Those of us who work with polycystic ovarian syndrome patients on a daily basis toward achieving successful pregnancy have long observed the impressive capacity of their ovaries to respond to controlled stimulation. Additionally it has been noted by many investigators that one of the powerful laboratory predictors of egg quality, anti-mullerian hormone (AMH), is consistently found to be high in PCOS patients. The question has been whether this finding of high AMH levels is an accurate indicator of good egg quality or simply a reflection of the large numbers of small follicles present within the ovaries of these patients.

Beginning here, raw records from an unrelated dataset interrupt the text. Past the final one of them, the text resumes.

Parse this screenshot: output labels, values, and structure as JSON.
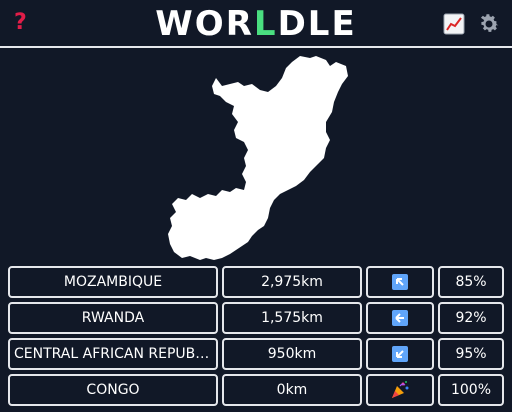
{
  "header": {
    "title_left": "WOR",
    "title_accent": "L",
    "title_right": "DLE",
    "help_glyph": "?",
    "help_icon": "question-mark-icon",
    "stats_icon": "chart-icon",
    "settings_icon": "gear-icon"
  },
  "colors": {
    "background": "#111827",
    "accent": "#4ade80",
    "help": "#e11d48",
    "arrow_bg": "#60a5fa",
    "border": "#e5e7eb"
  },
  "map": {
    "country_shape": "congo-silhouette"
  },
  "guesses": [
    {
      "country": "MOZAMBIQUE",
      "distance": "2,975km",
      "direction": "north-west",
      "direction_icon": "arrow-up-left-icon",
      "proximity": "85%"
    },
    {
      "country": "RWANDA",
      "distance": "1,575km",
      "direction": "west",
      "direction_icon": "arrow-left-icon",
      "proximity": "92%"
    },
    {
      "country": "CENTRAL AFRICAN REPUBLIC",
      "distance": "950km",
      "direction": "south-west",
      "direction_icon": "arrow-down-left-icon",
      "proximity": "95%"
    },
    {
      "country": "CONGO",
      "distance": "0km",
      "direction": "correct",
      "direction_icon": "party-popper-icon",
      "proximity": "100%"
    }
  ]
}
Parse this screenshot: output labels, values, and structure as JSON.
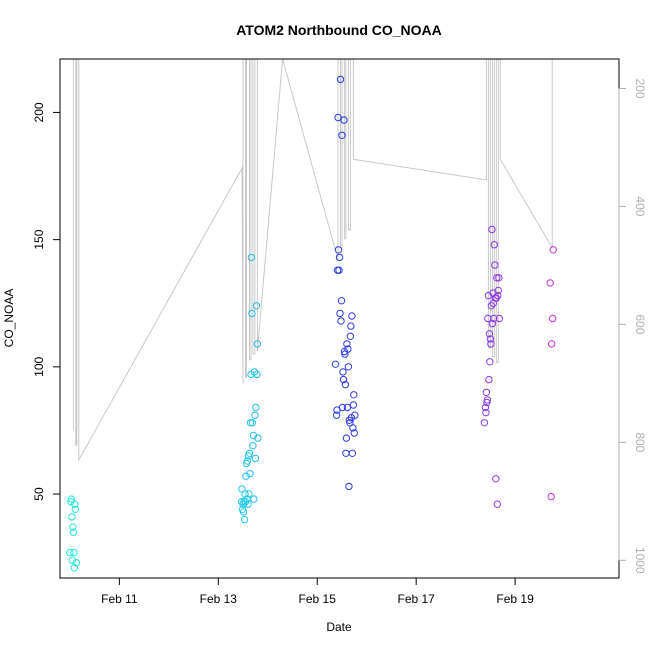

A recent study from Norway published in Human Reproduction compared two large groups of patients aged 22-41 undergoing IVF, one group with PCOS and the other group consisting of non-PCOS patients. They found that egg counts and live birth rates were preserved for the PCOS patients while thenon-PCOS patients had reduced egg counts and live birth rates as would be expected with advancing age.
These remarkable findings have great significance for PCOS patients and their physicians. It suggests that the usual reductions in fertility potential which we have come to expect in our older patients may not be applicable to our PCOS patients. This should lead to improved expectations for successful IVF treatment in spite of advancing age. Additionally, these findings may shed some light on ovarian aging and diminished ovarian reserve, leading to innovative new strategies for treating patients with these conditions.